Et finalement, dans une bouffée de défiance qu’il a du mal à dissimuler, il annonce que les 67 communes de la wilaya seront dotées chacune d’une brigade de gendarmerie avant la fin de 2010.
M. Mazouzi qui s’est reclus dans son bunker de Tizi-Ouzou depuis que son cortège a fait l’objet d’une embuscade aux environs de Ain El Hammam fait semblant d’ignorer qu’il y a actuellement plus de policiers, gendarmes, militaires au mètre carré en Kabylie que nulle part ailleurs en Algérie. Sans compter les innombrables barbouzes du DRS qui écument les villes et les campagnes.

En Kabylie, nul n’ignore que Bouteflika et Zerhouni ont transformé toute la région en un casernement démesuré qui ressemble à une occupation militaire qui n’ose pas dire son nom.
Le peuple kabyle n’est pas près à oublier le comportement des gendarmes durant le Printemps noir où partout, ils ont tiré, tué et blessé des centaines de citoyens.
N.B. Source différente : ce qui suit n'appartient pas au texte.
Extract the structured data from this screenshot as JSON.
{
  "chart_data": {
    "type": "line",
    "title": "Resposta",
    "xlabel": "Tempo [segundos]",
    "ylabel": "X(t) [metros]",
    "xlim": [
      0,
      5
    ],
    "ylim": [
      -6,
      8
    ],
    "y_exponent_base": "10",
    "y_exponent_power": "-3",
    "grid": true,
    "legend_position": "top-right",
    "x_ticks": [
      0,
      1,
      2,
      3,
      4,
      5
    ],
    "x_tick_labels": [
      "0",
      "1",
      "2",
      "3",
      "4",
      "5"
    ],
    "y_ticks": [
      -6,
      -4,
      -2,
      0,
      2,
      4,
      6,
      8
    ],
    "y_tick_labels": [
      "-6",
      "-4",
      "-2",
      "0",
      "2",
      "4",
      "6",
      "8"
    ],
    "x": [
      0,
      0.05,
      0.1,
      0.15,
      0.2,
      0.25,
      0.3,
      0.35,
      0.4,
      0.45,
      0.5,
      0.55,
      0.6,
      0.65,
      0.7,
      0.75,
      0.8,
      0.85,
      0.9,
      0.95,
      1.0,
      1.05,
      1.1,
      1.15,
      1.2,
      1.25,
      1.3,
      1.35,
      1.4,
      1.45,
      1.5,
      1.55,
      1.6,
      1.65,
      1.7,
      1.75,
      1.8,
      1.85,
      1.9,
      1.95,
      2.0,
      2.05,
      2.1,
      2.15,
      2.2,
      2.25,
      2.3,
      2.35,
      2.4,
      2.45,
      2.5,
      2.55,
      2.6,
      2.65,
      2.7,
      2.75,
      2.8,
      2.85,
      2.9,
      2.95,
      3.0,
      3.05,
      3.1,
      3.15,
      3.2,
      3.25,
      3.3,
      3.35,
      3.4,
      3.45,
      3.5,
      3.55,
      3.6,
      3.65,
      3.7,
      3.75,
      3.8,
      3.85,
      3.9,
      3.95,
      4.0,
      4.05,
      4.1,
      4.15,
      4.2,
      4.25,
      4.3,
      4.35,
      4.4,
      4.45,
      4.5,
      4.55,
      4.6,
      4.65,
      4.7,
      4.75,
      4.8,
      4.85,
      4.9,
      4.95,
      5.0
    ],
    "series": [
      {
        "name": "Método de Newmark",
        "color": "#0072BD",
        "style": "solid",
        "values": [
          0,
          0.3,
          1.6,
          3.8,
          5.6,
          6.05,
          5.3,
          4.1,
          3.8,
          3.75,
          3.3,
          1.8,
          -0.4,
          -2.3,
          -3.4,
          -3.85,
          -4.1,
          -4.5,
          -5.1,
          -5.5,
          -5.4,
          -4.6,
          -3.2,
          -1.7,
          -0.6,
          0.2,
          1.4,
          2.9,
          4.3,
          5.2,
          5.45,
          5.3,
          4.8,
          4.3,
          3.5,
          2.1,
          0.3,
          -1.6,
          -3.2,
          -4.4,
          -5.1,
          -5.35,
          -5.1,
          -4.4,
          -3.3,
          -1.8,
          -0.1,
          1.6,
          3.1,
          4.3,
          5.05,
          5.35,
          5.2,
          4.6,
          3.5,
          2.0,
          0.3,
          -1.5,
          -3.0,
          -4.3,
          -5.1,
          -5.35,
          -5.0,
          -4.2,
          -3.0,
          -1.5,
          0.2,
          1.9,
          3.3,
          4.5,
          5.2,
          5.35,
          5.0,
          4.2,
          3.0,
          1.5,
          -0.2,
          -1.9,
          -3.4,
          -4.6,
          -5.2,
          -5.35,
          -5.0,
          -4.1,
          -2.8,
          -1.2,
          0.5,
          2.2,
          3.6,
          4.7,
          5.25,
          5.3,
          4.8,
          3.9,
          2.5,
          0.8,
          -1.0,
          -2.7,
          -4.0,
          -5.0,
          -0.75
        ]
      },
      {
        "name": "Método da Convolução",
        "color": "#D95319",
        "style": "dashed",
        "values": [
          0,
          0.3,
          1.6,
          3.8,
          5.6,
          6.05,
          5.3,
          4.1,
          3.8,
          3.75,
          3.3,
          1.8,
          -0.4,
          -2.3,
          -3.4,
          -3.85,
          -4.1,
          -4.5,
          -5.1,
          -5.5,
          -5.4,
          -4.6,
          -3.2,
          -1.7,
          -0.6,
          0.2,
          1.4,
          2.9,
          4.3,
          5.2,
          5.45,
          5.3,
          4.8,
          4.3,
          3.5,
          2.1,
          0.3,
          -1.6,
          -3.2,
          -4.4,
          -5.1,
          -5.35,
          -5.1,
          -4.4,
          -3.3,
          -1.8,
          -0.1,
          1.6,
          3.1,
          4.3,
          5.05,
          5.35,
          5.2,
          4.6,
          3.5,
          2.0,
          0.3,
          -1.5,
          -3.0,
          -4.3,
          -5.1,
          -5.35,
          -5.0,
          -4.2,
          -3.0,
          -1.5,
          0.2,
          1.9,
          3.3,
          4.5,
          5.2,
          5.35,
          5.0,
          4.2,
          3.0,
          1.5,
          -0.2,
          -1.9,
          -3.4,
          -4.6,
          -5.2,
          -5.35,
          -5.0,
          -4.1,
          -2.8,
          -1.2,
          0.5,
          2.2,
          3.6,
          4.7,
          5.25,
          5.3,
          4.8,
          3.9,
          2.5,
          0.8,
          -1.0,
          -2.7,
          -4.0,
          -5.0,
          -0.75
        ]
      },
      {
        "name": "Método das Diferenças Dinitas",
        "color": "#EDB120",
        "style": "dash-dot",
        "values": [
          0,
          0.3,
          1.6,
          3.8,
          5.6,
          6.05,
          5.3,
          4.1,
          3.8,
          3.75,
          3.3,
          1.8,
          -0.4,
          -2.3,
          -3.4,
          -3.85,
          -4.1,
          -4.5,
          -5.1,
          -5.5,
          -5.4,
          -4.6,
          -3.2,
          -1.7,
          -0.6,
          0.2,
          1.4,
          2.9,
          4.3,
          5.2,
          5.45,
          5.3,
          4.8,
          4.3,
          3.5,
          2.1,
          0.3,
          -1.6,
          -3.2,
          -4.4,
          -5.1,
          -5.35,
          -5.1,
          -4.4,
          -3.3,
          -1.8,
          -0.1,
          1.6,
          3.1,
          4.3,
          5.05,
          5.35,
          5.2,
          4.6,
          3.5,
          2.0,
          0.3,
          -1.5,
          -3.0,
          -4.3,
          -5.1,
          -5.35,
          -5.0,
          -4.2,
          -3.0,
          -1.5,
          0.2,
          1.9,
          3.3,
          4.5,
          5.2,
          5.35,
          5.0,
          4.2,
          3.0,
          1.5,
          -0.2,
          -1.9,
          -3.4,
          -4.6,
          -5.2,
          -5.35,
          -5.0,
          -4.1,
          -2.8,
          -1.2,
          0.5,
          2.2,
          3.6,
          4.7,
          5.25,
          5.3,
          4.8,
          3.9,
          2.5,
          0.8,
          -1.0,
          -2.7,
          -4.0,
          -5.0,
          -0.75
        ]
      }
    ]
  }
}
Sans parler des obscénités dardées par la voix et le geste face aux façades d’immeubles dans les rues et les places publiques.

En Kabylie, les escadrons de gendarmerie qu’ils s’appellent brigades ou unités spéciales sont assimilés à un corps expéditionnaire chargé d’étouffer les libertés si chères aux Kabyles et d’imposer dans le détail un mode de vie de soumission et de fatalisme d’inspiration arabo-islamique.

Par la bouche de M. Mazouzi, on apprend que le régime compte réserver à la Kabylie un traitement “spécial” et cette spécification va prendre corps à travers des “Sections Spéciales d’Intervention“. Connaissant l’animosité et l’esprit vindicatif qui caractérisent les tenants du régime envers la Kabylie, il y a tout lieu de s’attendre au pire au niveau de la répression quotidienne.

L’histoire récente a appris à l’humanité que quand un état parle de “mesures spéciales” destinées à une population spécifique, c’est le commencement d’un génocide ourdi. Le monde a connu ce qu’il y a de pire dans le domaine à l’image des Schutzstaffeln, Sonderkommandos et autres Einsatzgruppen. Mais peut-être que l’esprit malade de nos dirigeants nous réserve-t-il un nouveau raffinement car jusqu’à présent, c’est le seul domaine où l’imagination de nos dirigeants phosphore à plein régime.

Pour autant, la Kabylie qui a survécu durant la colonisation à 14 assauts militaires de grande envergure dont les expéditions tragiques de 1857, 1864, 1865 et 1871 et qui s’est immunisée à 15 siècles d’acculturation est plus que jamais déterminée à vivre libre et souveraine sur son territoire.

Ce ne sont pas les menaces et les gesticulations d’un pouvoir aux abois, miné par une corruption devenue mode de gouvernance qui va aliéner ou altérer une raison kabyle qui a surfé sur 2000 ans de domination étrangère.